AK: Introduce the new String, replacement for DeprecatedString

DeprecatedString (formerly String) has been with us since the start,
and it has served us well. However, it has a number of shortcomings
that I'd like to address.

Some of these issues are hard if not impossible to solve incrementally
inside of DeprecatedString, so instead of doing that, let's build a new
String class and then incrementally move over to it instead.

Problems in DeprecatedString:

- It assumes string allocation never fails. This makes it impossible
  to use in allocation-sensitive contexts, and is the reason we had to
  ban DeprecatedString from the kernel entirely.

- The awkward null state. DeprecatedString can be null. It's different
  from the empty state, although null strings are considered empty.
  All code is immediately nicer when using Optional<DeprecatedString>
  but DeprecatedString came before Optional, which is how we ended up
  like this.

- The encoding of the underlying data is ambiguous. For the most part,
  we use it as if it's always UTF-8, but there have been cases where
  we pass around strings in other encodings (e.g ISO8859-1)

- operator[] and length() are used to iterate over DeprecatedString one
  byte at a time. This is done all over the codebase, and will *not*
  give the right results unless the string is all ASCII.

How we solve these issues in the new String:

- Functions that may allocate now return ErrorOr<String> so that ENOMEM
  errors can be passed to the caller.

- String has no null state. Use Optional<String> when needed.

- String is always UTF-8. This is validated when constructing a String.
  We may need to add a bypass for this in the future, for cases where
  you have a known-good string, but for now: validate all the things!

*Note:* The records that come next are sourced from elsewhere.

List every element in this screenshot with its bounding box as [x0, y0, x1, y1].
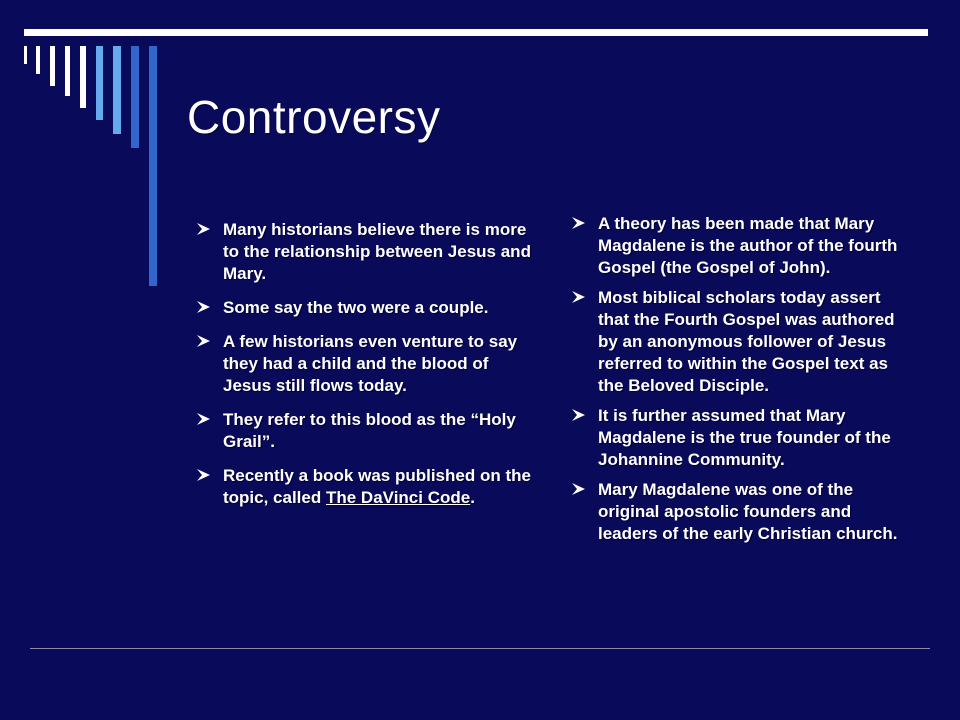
bullet-item [568, 479, 913, 545]
bullet-text: Some say the two were a couple. [223, 298, 489, 317]
decorative-bar [96, 46, 103, 120]
decorative-bar [131, 46, 139, 148]
bullet-text: Many historians believe there is more to the relationship between Jesus and Mary. [223, 220, 531, 283]
bullet-text: Recently a book was published on the topic, called [223, 466, 531, 507]
arrowhead-bullet-icon [571, 290, 586, 304]
bullet-item [193, 297, 538, 319]
arrowhead-bullet-icon [196, 468, 211, 482]
bullet-item [568, 213, 913, 279]
arrowhead-bullet-icon [196, 300, 211, 314]
bullet-text: A few historians even venture to say they had a child and the blood of Jesus still flows today. [223, 332, 518, 395]
arrowhead-bullet-icon [196, 222, 211, 236]
bullet-item [568, 287, 913, 397]
decorative-bar [113, 46, 121, 134]
bullet-item [193, 465, 538, 509]
left-bullet-list [193, 219, 538, 521]
bullet-item [193, 331, 538, 397]
bullet-text: Mary Magdalene was one of the original apostolic founders and leaders of the early Christian church. [598, 480, 898, 543]
bullet-item [568, 405, 913, 471]
decorative-bar [50, 46, 55, 86]
arrowhead-bullet-icon [196, 412, 211, 426]
decorative-bar [24, 46, 27, 64]
bullet-text: Most biblical scholars today assert that the Fourth Gospel was authored by an anonymous follower of Jesus referred to within the Gospel text as the Beloved Disciple. [598, 288, 895, 395]
bullet-text: A theory has been made that Mary Magdalene is the author of the fourth Gospel (the Gospel of John). [598, 214, 898, 277]
slide-title: Controversy [187, 91, 441, 143]
bullet-item [193, 219, 538, 285]
decorative-bar [149, 46, 157, 286]
bullet-text: . [470, 488, 475, 507]
decorative-bar [65, 46, 70, 96]
arrowhead-bullet-icon [571, 408, 586, 422]
right-bullet-list [568, 213, 913, 553]
decorative-bar [80, 46, 86, 108]
arrowhead-bullet-icon [196, 334, 211, 348]
bullet-text: It is further assumed that Mary Magdalene is the true founder of the Johannine Community. [598, 406, 891, 469]
top-rule [24, 29, 928, 36]
decorative-bar [36, 46, 40, 74]
bullet-text: They refer to this blood as the “Holy Grail”. [223, 410, 516, 451]
arrowhead-bullet-icon [571, 216, 586, 230]
bottom-rule [30, 648, 930, 649]
bullet-item [193, 409, 538, 453]
book-title-link[interactable]: The DaVinci Code [325, 488, 471, 507]
arrowhead-bullet-icon [571, 482, 586, 496]
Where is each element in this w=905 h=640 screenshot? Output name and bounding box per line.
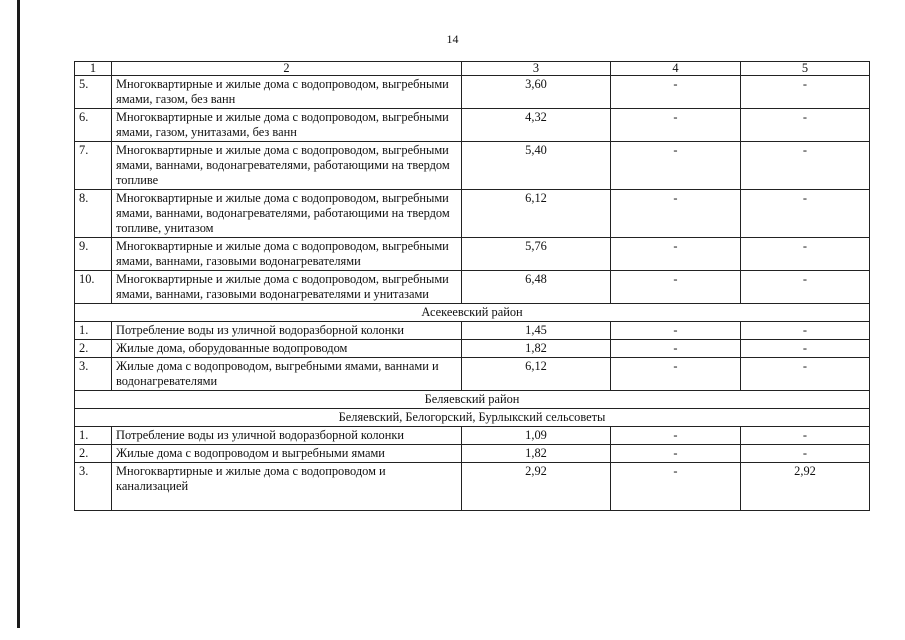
row-number: 6.	[75, 109, 112, 142]
table-body	[75, 76, 870, 511]
section-title: Асекеевский район	[75, 304, 870, 322]
row-value-col-4: -	[611, 463, 741, 511]
row-value-col-5: -	[741, 271, 870, 304]
page-edge-bar	[17, 0, 20, 628]
row-number: 1.	[75, 427, 112, 445]
row-number: 1.	[75, 322, 112, 340]
row-value-col-5: -	[741, 445, 870, 463]
row-value-col-4: -	[611, 109, 741, 142]
header-col-3: 3	[462, 62, 611, 76]
header-col-2: 2	[112, 62, 462, 76]
row-value-col-4: -	[611, 322, 741, 340]
table-row	[75, 427, 870, 445]
row-value-col-4: -	[611, 445, 741, 463]
row-description: Многоквартирные и жилые дома с водопроводом и канализацией	[112, 463, 462, 511]
row-number: 2.	[75, 340, 112, 358]
row-value-col-3: 4,32	[462, 109, 611, 142]
row-number: 9.	[75, 238, 112, 271]
row-value-col-3: 6,48	[462, 271, 611, 304]
row-value-col-5: -	[741, 190, 870, 238]
section-row	[75, 304, 870, 322]
table-row	[75, 109, 870, 142]
row-number: 7.	[75, 142, 112, 190]
table-row	[75, 271, 870, 304]
row-value-col-5: -	[741, 427, 870, 445]
header-col-1: 1	[75, 62, 112, 76]
row-value-col-3: 1,09	[462, 427, 611, 445]
row-description: Жилые дома с водопроводом и выгребными ямами	[112, 445, 462, 463]
row-value-col-4: -	[611, 238, 741, 271]
row-value-col-5: 2,92	[741, 463, 870, 511]
row-number: 3.	[75, 463, 112, 511]
table-row	[75, 445, 870, 463]
row-value-col-3: 1,82	[462, 340, 611, 358]
row-description: Многоквартирные и жилые дома с водопроводом, выгребными ямами, газом, без ванн	[112, 76, 462, 109]
row-value-col-4: -	[611, 76, 741, 109]
row-value-col-3: 1,82	[462, 445, 611, 463]
table-row	[75, 76, 870, 109]
row-description: Многоквартирные и жилые дома с водопроводом, выгребными ямами, ваннами, газовыми водонагревателями	[112, 238, 462, 271]
row-value-col-4: -	[611, 190, 741, 238]
row-value-col-4: -	[611, 271, 741, 304]
header-col-5: 5	[741, 62, 870, 76]
row-value-col-5: -	[741, 238, 870, 271]
section-title: Беляевский, Белогорский, Бурлыкский сельсоветы	[75, 409, 870, 427]
row-number: 3.	[75, 358, 112, 391]
table-row	[75, 190, 870, 238]
row-number: 8.	[75, 190, 112, 238]
section-row	[75, 391, 870, 409]
row-value-col-5: -	[741, 322, 870, 340]
table-row	[75, 463, 870, 511]
row-description: Многоквартирные и жилые дома с водопроводом, выгребными ямами, газом, унитазами, без ванн	[112, 109, 462, 142]
row-value-col-3: 1,45	[462, 322, 611, 340]
row-value-col-4: -	[611, 358, 741, 391]
row-value-col-5: -	[741, 358, 870, 391]
row-description: Жилые дома, оборудованные водопроводом	[112, 340, 462, 358]
row-value-col-4: -	[611, 427, 741, 445]
row-description: Жилые дома с водопроводом, выгребными ямами, ваннами и водонагревателями	[112, 358, 462, 391]
table-row	[75, 340, 870, 358]
row-number: 10.	[75, 271, 112, 304]
consumption-norms-table	[74, 61, 870, 511]
row-number: 5.	[75, 76, 112, 109]
row-value-col-3: 2,92	[462, 463, 611, 511]
row-value-col-3: 6,12	[462, 190, 611, 238]
row-number: 2.	[75, 445, 112, 463]
page-number: 14	[446, 32, 459, 46]
row-value-col-5: -	[741, 109, 870, 142]
table-row	[75, 322, 870, 340]
row-description: Многоквартирные и жилые дома с водопроводом, выгребными ямами, ваннами, водонагревателями, работающими на твердом топливе, унитазом	[112, 190, 462, 238]
section-row	[75, 409, 870, 427]
header-col-4: 4	[611, 62, 741, 76]
table-header-row	[75, 62, 870, 76]
section-title: Беляевский район	[75, 391, 870, 409]
row-value-col-4: -	[611, 142, 741, 190]
row-value-col-5: -	[741, 142, 870, 190]
row-value-col-5: -	[741, 340, 870, 358]
row-description: Потребление воды из уличной водоразборной колонки	[112, 322, 462, 340]
row-value-col-3: 3,60	[462, 76, 611, 109]
table-row	[75, 238, 870, 271]
row-value-col-3: 6,12	[462, 358, 611, 391]
row-value-col-4: -	[611, 340, 741, 358]
row-description: Многоквартирные и жилые дома с водопроводом, выгребными ямами, ваннами, водонагревателями, работающими на твердом топливе	[112, 142, 462, 190]
row-value-col-5: -	[741, 76, 870, 109]
table-row	[75, 142, 870, 190]
row-description: Потребление воды из уличной водоразборной колонки	[112, 427, 462, 445]
row-description: Многоквартирные и жилые дома с водопроводом, выгребными ямами, ваннами, газовыми водонагревателями и унитазами	[112, 271, 462, 304]
row-value-col-3: 5,76	[462, 238, 611, 271]
row-value-col-3: 5,40	[462, 142, 611, 190]
table-row	[75, 358, 870, 391]
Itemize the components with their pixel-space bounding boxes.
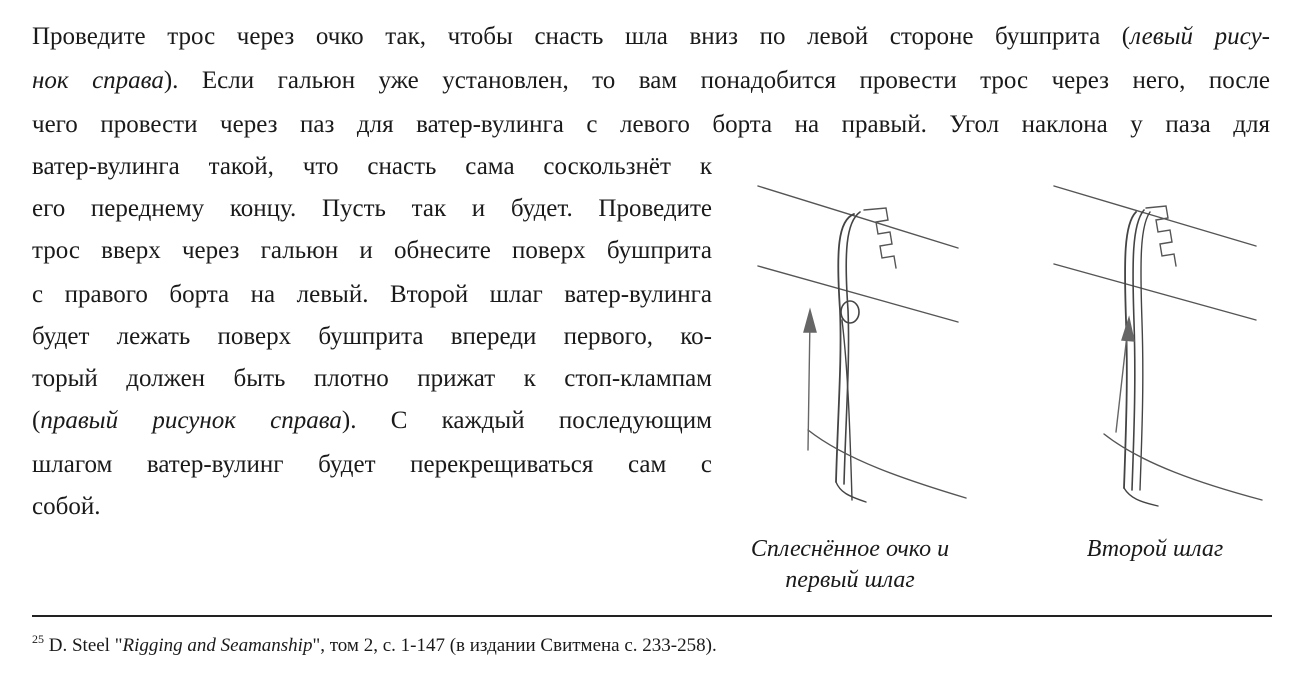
spliced-eye bbox=[841, 301, 859, 323]
hull-edge-left bbox=[808, 430, 966, 498]
footnote-separator bbox=[32, 615, 1272, 617]
caption-right: Второй шлаг bbox=[1086, 536, 1224, 562]
bowsprit-lower-edge-right bbox=[1054, 264, 1256, 320]
text-line-6: трос вверх через гальюн и обнесите поверх бушприта bbox=[32, 237, 712, 264]
text-line-8: будет лежать поверх бушприта впереди первого, ко- bbox=[32, 323, 712, 350]
text-line-5: его переднему концу. Пусть так и будет. Проведите bbox=[32, 195, 712, 222]
text-line-12: собой. bbox=[32, 493, 101, 520]
hull-edge-right bbox=[1104, 434, 1262, 500]
text-line-2: нок справа). Если гальюн уже установлен, то вам понадобится провести трос через него, после bbox=[32, 67, 1270, 94]
caption-left: Сплеснённое очко и первый шлаг bbox=[750, 536, 950, 593]
arrow-up-left bbox=[808, 318, 810, 450]
bowsprit-upper-edge-right bbox=[1054, 186, 1256, 246]
stop-cleats-left bbox=[864, 208, 896, 268]
bowsprit-upper-edge-left bbox=[758, 186, 958, 248]
text-line-7: с правого борта на левый. Второй шлаг ватер-вулинга bbox=[32, 281, 712, 308]
rigging-illustration bbox=[736, 150, 1276, 530]
text-line-10: (правый рисунок справа). С каждый последующим bbox=[32, 407, 712, 434]
text-line-11: шлагом ватер-вулинг будет перекрещиваться сам с bbox=[32, 451, 712, 478]
text-line-9: торый должен быть плотно прижат к стоп-клампам bbox=[32, 365, 712, 392]
footnote-number: 25 bbox=[32, 632, 44, 646]
text-line-3: чего провести через паз для ватер-вулинга с левого борта на правый. Угол наклона у паза для bbox=[32, 111, 1270, 138]
bowsprit-lower-edge-left bbox=[758, 266, 958, 322]
text-line-1: Проведите трос через очко так, чтобы снасть шла вниз по левой стороне бушприта (левый рису- bbox=[32, 23, 1270, 50]
footnote: $^{25}$ D. Steel "Rigging and Seamanship", том 2, с. 1-147 (в издании Свитмена с. 233-258). bbox=[32, 632, 717, 656]
text-line-4: ватер-вулинга такой, что снасть сама соскользнёт к bbox=[32, 153, 712, 180]
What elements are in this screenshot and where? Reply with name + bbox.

- There is no operator[] or length(). You can get the underlying data
  with bytes(), but for iterating over code points, you should be using
  an UTF-8 iterator.

Furthermore, it has two nifty new features:

- String implements a small string optimization (SSO) for strings that
  can fit entirely within a pointer. This means up to 3 bytes on 32-bit
  platforms, and 7 bytes on 64-bit platforms. Such small strings will
  not be heap-allocated.

- String can create substrings without making a deep copy of the
  substring. Instead, the superstring gets +1 refcount from the
  substring, and it acts like a view into the superstring. To make
  substrings like this, use the substring_with_shared_superstring() API.

One caveat:

- String does not guarantee that the underlying data is null-terminated
  like DeprecatedString does today. While this was nifty in a handful of
  places where we were calling C functions, it did stand in the way of
  shared-superstring substrings.

AK/Forward.h

@@ -31,6 +31,7 @@ class StringView;
 class Time;
 class URL;
 class FlyString;
+class String;
 class Utf16View;
 class Utf32View;
 class Utf8CodePointIterator;
@@ -188,6 +189,7 @@ using AK::RefPtr;
 using AK::SinglyLinkedList;
 using AK::Span;
 using AK::StackInfo;
+using AK::String;
 using AK::StringBuilder;
 using AK::StringImpl;
 using AK::StringView;